Eighteen years ago, Disney struck box-office gold after they successfully turned their own ‘Pirates of the Caribbean’ theme-park attraction into a lucrative film franchise led by Johnny Depp as Captain Jack Sparrow. Looking to repeat the same feat, they adopt another one of their popular theme-park attractions into a big-screen adventure. And that theme-park attraction in question is ‘Jungle Cruise’, which has been a mainstay in Disneyland for over 65 years since its introduction back in 1955.
The big-screen version itself was originally set to be released on October 11, 2019, but was later postponed to July 24, 2020. Then the COVID-19 pandemic happened last year, forcing cinemas to shut down for months to curb the spread of the coronavirus. And just like most major Hollywood films that were slated for a 2020 release, ‘Jungle Cruise’ fell victim to the pandemic too. Now that the film is finally released not only in theaters but also on Disney+ via Premier Access, here lies an all-important question: Is ‘Jungle Cruise’ worth the wait after all the delay?
Well, I hate to say this but the film is surprisingly a disappointment. Considering this is Jaume Collet-Serra’s first foray into the big-budget studio picture, it should have been something worth looking forward to. Besides, this is the same Spanish-American filmmaker who gave us some of Liam Neeson’s most entertaining thrillers such as ‘Non Stop’ (2014) and ‘The Commuter’ (2018) as well as the gripping shark thriller ‘The Shallows’ (2016) starring Blake Lively.
Before we get to the things that go wrong in ‘Jungle Cruise’, here’s what the film is all about: Set in 1916 at the height of World War I, the story follows a scientist/explorer Lily (Emily Blunt) and her brother MacGregor (Jack Whitehall) on a quest to search for the magic flower capable of curing all kinds of illnesses. But she’s not the only one as a scheming German prince Joachim (Jesse Plemons) happens to look for the same flower as well. In order to locate the flower, Lily hires a riverboat guide named Frank Wolff (Dwayne Johnson) to take them deep into the Amazonian jungle. From there, they face all sorts of troubles throughout their ride and of course, a lot of obligatory bickerings between Lily and Frank. And speaking of troubles, ‘Jungle Cruise’ also includes an obvious nod straight out from ‘Pirates of the Caribbean’, where they encounter undead Spanish conquistadors instead of pirates led by Edgar Ramirez as Aguirre.
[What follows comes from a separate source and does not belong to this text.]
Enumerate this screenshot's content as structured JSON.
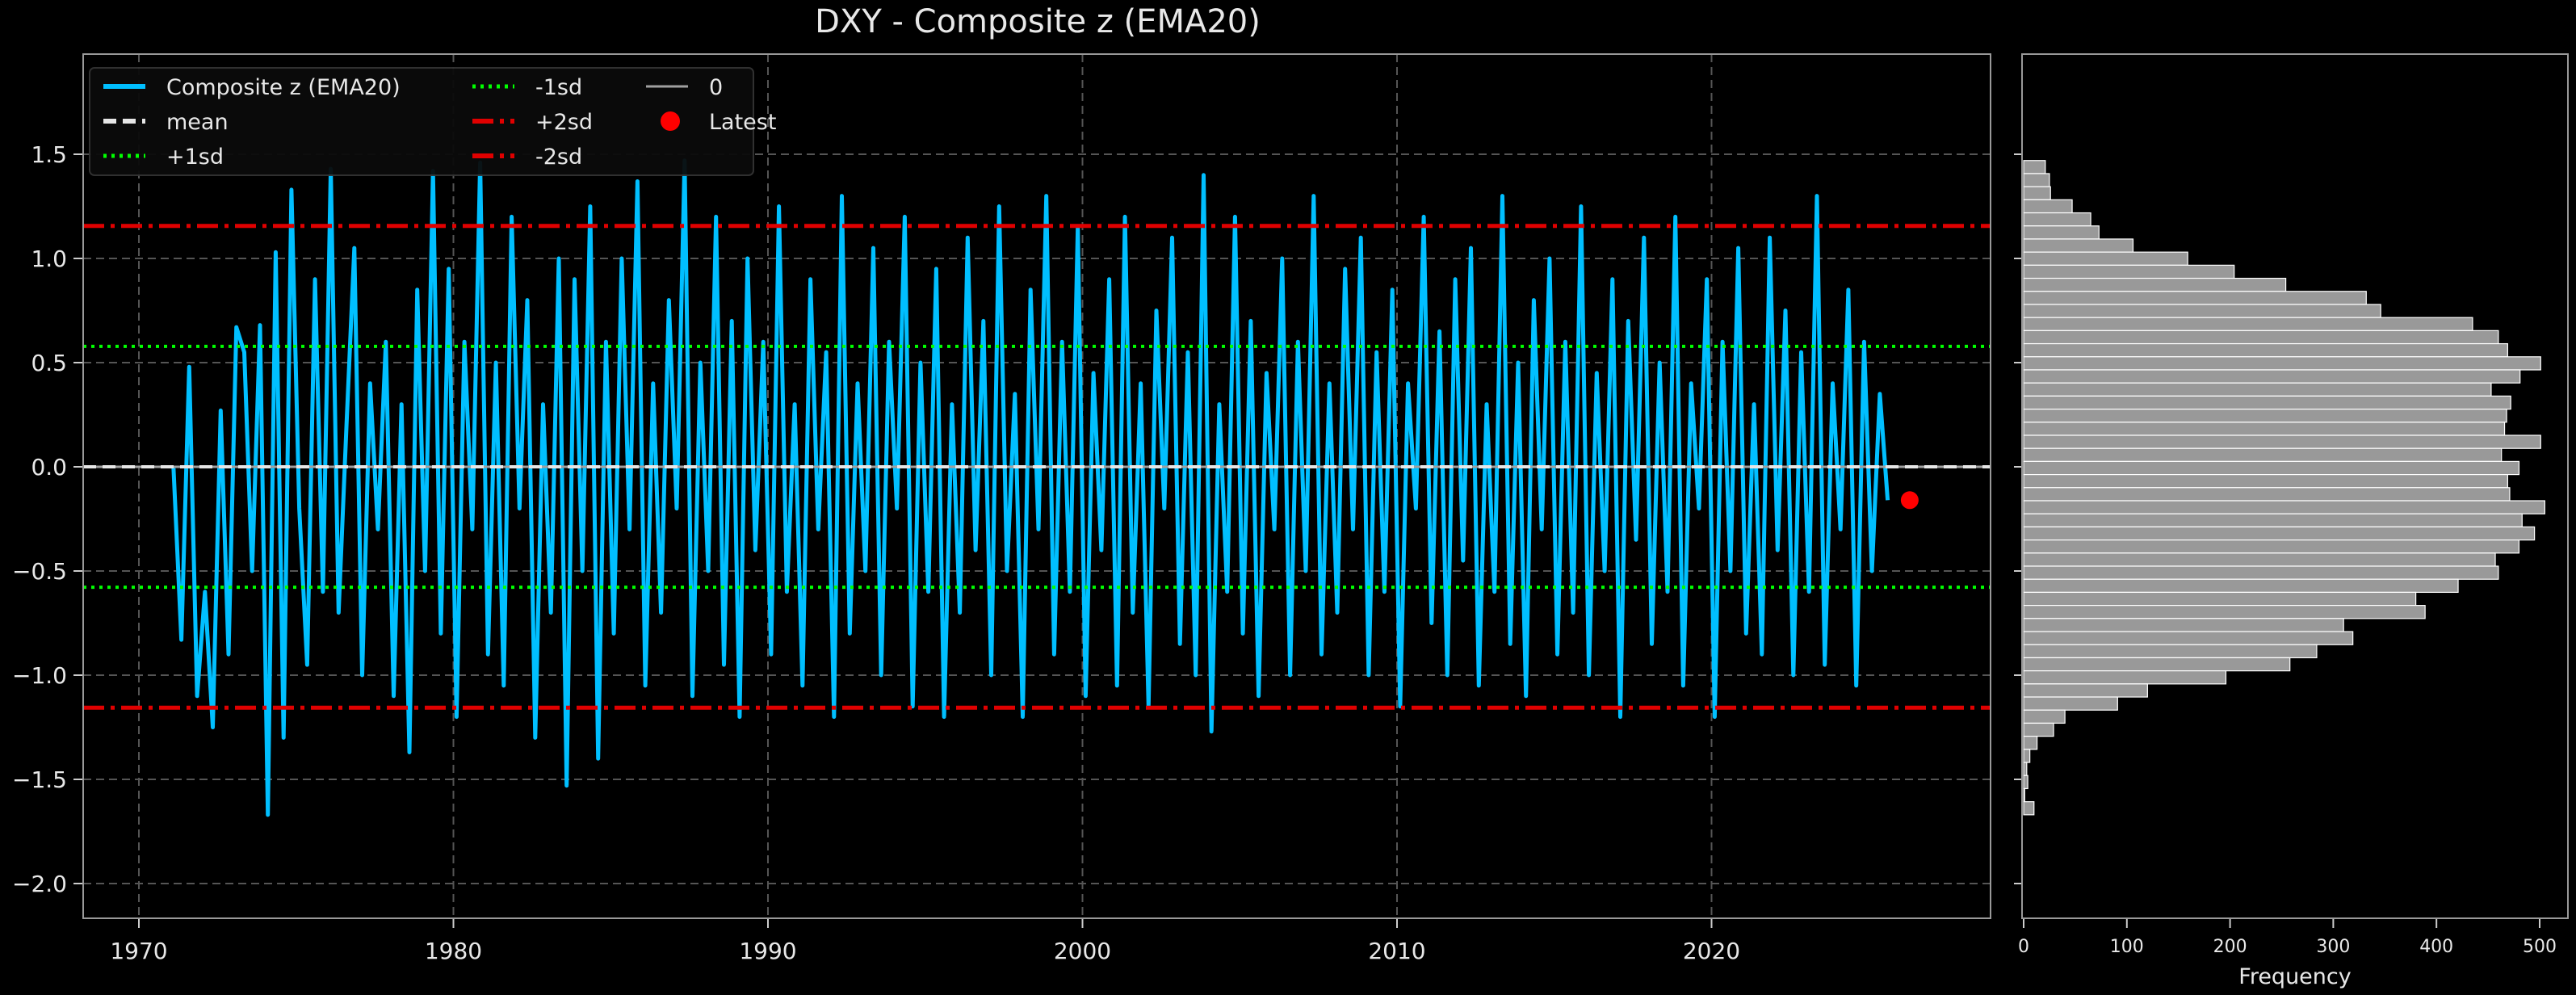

Drawing inspirations from some of the most recognizable action-adventure films ranging from 1951’s ‘The African Queen’ to 1981’s ‘Raiders of the Lost Ark’ and even 1999’s ‘The Mummy’ and of course, the aforementioned ‘Pirates of the Caribbean’, ‘Jungle Cruise’ could have been a potentially great fun ride. But Collet-Serra could only muster a few sporadically entertaining moments, notably, a ladder scene that happens early in the film and another scene involving a riverboat navigating through the white water rapids. And given the fact that he’s been granted a huge US$200 million budget at his disposal, most of the CGI in this film either looks spotty or too obvious (Frank’s pet jaguar, Proxima immediately comes to mind). Even the Amazon jungle setting relies heavily on digital fakery, making almost everything here lacks the palpable — high-stakes scenario desperately needed for this kind of action-adventure film.
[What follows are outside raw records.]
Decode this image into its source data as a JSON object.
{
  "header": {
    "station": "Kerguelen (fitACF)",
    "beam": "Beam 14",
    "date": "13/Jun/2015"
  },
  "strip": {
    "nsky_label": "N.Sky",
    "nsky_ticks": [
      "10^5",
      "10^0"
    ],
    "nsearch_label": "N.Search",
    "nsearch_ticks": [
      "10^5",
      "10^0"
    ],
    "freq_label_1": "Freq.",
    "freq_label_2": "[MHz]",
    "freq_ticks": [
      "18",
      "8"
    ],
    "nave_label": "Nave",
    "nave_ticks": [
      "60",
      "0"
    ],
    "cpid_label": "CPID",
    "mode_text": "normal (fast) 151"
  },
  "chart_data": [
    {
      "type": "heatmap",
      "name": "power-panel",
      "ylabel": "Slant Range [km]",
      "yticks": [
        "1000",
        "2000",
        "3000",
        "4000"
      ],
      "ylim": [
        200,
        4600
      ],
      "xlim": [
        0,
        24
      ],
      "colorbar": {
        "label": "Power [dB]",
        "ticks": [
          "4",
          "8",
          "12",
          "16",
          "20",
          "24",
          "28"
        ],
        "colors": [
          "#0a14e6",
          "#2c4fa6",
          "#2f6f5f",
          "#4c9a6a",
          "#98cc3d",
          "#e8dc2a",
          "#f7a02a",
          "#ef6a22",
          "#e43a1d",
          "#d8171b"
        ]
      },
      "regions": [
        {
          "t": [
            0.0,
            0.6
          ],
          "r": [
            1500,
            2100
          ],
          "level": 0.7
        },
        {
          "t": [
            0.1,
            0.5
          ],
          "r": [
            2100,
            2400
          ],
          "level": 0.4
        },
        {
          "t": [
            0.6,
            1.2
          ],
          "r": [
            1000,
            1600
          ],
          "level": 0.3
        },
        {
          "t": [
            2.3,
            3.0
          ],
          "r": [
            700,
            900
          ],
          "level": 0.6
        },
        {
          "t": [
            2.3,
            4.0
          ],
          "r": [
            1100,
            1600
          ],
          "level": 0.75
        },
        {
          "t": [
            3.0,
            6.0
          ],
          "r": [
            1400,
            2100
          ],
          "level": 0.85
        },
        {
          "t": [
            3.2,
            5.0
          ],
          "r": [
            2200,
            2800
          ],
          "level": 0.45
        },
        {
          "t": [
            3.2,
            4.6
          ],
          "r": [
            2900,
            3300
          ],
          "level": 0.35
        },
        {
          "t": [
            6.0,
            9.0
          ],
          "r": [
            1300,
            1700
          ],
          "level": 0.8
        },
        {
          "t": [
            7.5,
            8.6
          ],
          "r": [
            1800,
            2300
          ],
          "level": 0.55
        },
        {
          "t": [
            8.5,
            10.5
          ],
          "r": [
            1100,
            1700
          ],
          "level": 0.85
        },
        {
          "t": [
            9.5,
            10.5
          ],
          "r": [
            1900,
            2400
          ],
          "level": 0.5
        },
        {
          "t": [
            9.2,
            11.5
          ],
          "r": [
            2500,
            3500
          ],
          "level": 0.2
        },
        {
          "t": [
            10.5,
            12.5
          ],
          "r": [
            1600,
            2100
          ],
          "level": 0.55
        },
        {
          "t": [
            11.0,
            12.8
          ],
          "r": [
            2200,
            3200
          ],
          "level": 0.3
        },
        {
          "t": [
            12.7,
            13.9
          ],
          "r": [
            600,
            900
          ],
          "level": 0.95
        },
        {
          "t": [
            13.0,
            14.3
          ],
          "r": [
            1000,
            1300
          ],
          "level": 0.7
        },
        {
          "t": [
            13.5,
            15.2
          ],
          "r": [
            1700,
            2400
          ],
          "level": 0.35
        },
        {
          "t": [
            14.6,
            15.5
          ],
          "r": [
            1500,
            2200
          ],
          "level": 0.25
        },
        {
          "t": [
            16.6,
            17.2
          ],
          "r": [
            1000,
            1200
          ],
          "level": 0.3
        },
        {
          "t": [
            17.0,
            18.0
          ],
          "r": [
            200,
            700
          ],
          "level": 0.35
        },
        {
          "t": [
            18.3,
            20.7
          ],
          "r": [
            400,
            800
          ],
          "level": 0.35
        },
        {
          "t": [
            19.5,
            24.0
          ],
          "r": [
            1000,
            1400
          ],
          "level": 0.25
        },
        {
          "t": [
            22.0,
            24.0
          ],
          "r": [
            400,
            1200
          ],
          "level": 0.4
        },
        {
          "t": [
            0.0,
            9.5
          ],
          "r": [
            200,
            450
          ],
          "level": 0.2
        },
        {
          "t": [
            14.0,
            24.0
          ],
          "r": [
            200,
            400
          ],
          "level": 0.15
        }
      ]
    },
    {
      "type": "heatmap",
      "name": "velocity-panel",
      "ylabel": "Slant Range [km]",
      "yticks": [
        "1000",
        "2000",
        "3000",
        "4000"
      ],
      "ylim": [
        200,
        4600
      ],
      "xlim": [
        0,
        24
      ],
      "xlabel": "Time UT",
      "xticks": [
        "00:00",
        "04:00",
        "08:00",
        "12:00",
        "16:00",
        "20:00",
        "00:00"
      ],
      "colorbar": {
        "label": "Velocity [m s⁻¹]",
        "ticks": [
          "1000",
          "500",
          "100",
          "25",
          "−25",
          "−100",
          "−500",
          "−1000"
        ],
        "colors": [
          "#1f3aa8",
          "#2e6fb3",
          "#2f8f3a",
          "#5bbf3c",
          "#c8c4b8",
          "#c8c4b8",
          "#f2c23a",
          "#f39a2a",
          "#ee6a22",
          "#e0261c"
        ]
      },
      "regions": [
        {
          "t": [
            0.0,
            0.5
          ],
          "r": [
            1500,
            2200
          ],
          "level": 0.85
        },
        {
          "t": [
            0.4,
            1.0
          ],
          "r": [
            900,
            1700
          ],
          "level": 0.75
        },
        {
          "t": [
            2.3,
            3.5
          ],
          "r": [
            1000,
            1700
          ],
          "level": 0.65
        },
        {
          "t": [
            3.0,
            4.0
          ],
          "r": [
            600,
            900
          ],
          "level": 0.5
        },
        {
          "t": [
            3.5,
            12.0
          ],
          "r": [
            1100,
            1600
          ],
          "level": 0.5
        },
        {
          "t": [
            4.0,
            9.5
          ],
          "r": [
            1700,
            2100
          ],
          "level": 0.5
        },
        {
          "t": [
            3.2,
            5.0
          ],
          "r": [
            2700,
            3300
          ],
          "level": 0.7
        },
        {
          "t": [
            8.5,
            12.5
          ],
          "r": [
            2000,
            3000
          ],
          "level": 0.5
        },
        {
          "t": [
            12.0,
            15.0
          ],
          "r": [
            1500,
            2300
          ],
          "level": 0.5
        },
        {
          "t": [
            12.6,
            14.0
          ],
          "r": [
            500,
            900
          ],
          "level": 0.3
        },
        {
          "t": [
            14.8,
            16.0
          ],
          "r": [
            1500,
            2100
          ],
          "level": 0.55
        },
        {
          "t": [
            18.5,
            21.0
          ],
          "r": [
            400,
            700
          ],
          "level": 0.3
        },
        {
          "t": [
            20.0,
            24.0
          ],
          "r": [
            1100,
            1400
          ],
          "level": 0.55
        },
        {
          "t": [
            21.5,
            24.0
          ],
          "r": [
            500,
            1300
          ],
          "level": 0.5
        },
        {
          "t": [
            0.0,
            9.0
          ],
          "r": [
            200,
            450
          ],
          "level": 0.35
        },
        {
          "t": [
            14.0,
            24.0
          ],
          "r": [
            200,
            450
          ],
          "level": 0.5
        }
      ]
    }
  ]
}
‘Jungle Cruise’ also runs too long at a little over two hours and it doesn’t help when the story — credited to Michael Green (‘Logan’, ‘Murder on the Orient Express’), Glenn Ficarra and John Requa (‘Bad Santa’, ‘I Love You Phillip Morris’) — is nothing more than a generic action-adventure that shamelessly rips off from other like-minded genre films. While ‘Jungle Cruise’ does take an unexpected turn halfway through the film, the element of surprise is rather short-lived as it continues to face a bumpy ride. A shorter length, say around 90-100 minutes top and a tighter pace would have been benefited the film more.
If there are any consolations worth mentioning in this film, at least Emily Blunt and Dwayne Johnson share great chemistry as an odd couple. They even reminded me of Michael Douglas and Kathleen Turner in 1984’s ‘Romancing the Stone’ and Brendan Fraser and Rachel Weisz in ‘The Mummy’. Blunt is particularly a scene-stealer with her feisty turn as Lily. Jack Whitehall delivers a decent comic relief as Lily’s “wimpy” brother, MacGregor while Jesse Plemons’ villainous turn with a bizarre German accent as Prince Joachim has his few fun moments here. Too bad for Edgar Ramirez’s role as the leader of the undead Spanish conquistador and Paul Giamatti, who plays a harbormaster, are both sadly underused.